Jörg Sievers: Gewohnt gut, ungewohnt explosiv. Der Torwart erinnerte an den (Vul-)Kahn aus München, als er aus seinem Strafraum ausbrach und den Kollegen Amadou anfauchte.

Fahed Dermech: Ihm ist nichts vorzuwerfen. Außer vielleicht, dass sich der Libero die fünfte gelbe Karte abholte und damit in Stuttgart draußen bleiben muss.

Moudachirou Amadou: Hatte mit Gegenspieler Leandro (der ist zwar Brasilianer, spielt aber nicht so) weit weniger Schwierigkeiten als mit seinem eigenen Torwart.

Guido Gorges: Zum ersten Mal von Beginn an als Manndecker (gegen Rösler) dabei. Walzte einmal quer über den Platz und machte dabei alles platt. Leider stolperte der Abwehrriese zum schlechten Schluss über seine eigenen Füße. Mit dem Kopf klappte es kurz besser - aber Ulms Torwart verhinderte die Gorges-Torpremiere.

Altin Lala: Will den Ball. Das ist für einen 96-Profi in diesen Tagen nicht selbstverständlich. Und wenn der kleine Albaner die Kugel hat, kommt auch meistens eine runde Sache dabei heraus.

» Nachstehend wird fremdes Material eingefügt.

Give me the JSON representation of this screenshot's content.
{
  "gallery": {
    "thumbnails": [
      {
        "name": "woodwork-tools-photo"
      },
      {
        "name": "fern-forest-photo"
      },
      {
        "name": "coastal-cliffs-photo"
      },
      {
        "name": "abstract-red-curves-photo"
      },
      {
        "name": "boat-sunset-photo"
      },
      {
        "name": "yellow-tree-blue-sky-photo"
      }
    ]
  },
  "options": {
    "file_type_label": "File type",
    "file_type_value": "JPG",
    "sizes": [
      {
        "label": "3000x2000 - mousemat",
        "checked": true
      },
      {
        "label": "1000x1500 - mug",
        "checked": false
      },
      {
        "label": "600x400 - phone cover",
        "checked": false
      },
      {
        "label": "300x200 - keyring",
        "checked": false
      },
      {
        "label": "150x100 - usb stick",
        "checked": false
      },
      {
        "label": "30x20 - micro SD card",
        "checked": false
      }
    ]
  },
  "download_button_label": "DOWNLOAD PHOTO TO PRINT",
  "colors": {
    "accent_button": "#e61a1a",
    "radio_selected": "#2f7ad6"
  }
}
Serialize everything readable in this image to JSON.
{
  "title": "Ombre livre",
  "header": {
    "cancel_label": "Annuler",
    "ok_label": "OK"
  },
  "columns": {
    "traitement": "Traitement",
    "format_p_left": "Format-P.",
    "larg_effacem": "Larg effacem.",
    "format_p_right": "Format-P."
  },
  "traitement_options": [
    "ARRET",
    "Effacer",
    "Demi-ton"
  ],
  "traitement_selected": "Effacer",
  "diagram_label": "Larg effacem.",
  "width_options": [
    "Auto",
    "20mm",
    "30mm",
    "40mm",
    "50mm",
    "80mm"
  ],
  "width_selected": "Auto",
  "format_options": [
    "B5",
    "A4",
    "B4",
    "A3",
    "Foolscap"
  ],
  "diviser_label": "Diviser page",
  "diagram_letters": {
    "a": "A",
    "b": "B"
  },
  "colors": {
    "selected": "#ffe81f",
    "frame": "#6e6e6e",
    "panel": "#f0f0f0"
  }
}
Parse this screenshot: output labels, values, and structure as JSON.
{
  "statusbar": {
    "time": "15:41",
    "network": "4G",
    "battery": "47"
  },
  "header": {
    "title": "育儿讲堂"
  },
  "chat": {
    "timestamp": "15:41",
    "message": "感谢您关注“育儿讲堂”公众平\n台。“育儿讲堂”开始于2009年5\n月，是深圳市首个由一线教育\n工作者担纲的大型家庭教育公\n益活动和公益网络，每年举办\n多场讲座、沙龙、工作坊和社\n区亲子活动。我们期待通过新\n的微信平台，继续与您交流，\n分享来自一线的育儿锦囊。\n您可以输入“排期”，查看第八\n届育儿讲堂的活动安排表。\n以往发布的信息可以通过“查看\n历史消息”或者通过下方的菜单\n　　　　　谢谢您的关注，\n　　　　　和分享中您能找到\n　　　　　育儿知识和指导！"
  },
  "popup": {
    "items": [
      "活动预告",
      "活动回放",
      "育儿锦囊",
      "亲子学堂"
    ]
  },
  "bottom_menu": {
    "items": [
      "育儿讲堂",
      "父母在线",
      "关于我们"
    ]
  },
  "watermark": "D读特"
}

Carsten Linke: Engagiert. Zieht zwar nicht unbedingt die Fäden im 96-Mittelfeld, stopft aber Löcher.

Danijel Stefulj: So wertvoll wie ein kleines Steak von einer gesunden Kuh. Was er machte, schmeckte den 96-Fans. Der Lohn: Ein Treffer mit Schmackes zum 2:0. Dumm nur, dass der Kroate nach seinen fünften gelben Karte im nächsten Spiel gesperrt ist.

Nico Däbritz: Sollte hinter den Spitzen das Spiel machen, machte aber eher das Spiel des Gegners kaputt. Was zwar auch gemacht werden muss, aber nicht unbedingt zu seiner Stellenbeschreibung passt - vielleicht klappts beim nächsten Mal.

Mourad Bounoua: Vernaschte Ulms Abwehr nach einem Zuckerpass von Simak - das 1:0 war ein Traumtor und sein vierter Saisontreffer.

Daniel Stendel: Traf das letzte Mal am 24. November 2000 beim 4:0 in Aachen. Dass er in dieser Saison noch einmal trifft, ist nach seinen vergebenen Chancen so wahrscheinlich die Champions-League-Teilnahme der echten Uwe-Seeler-Traditionsmannschaft.

Jan Simak: Tanzte zwar nicht ganz so leichtfüßig durch die gegnerischen Abwehrreihen wie durch Hannovers Diskos, bereitete aber mit klarem Kopf das 1:0 vor.

Steven Cherundolo: Kam für Simak. Nicht so katastrophal wie zuletzt. Was keine Kunst war.

Jiri Kaufman: Kam für Stendel. Schoss auch kein Tor.

Marco Rose: Kam für Däbritz. Auch kein Tor.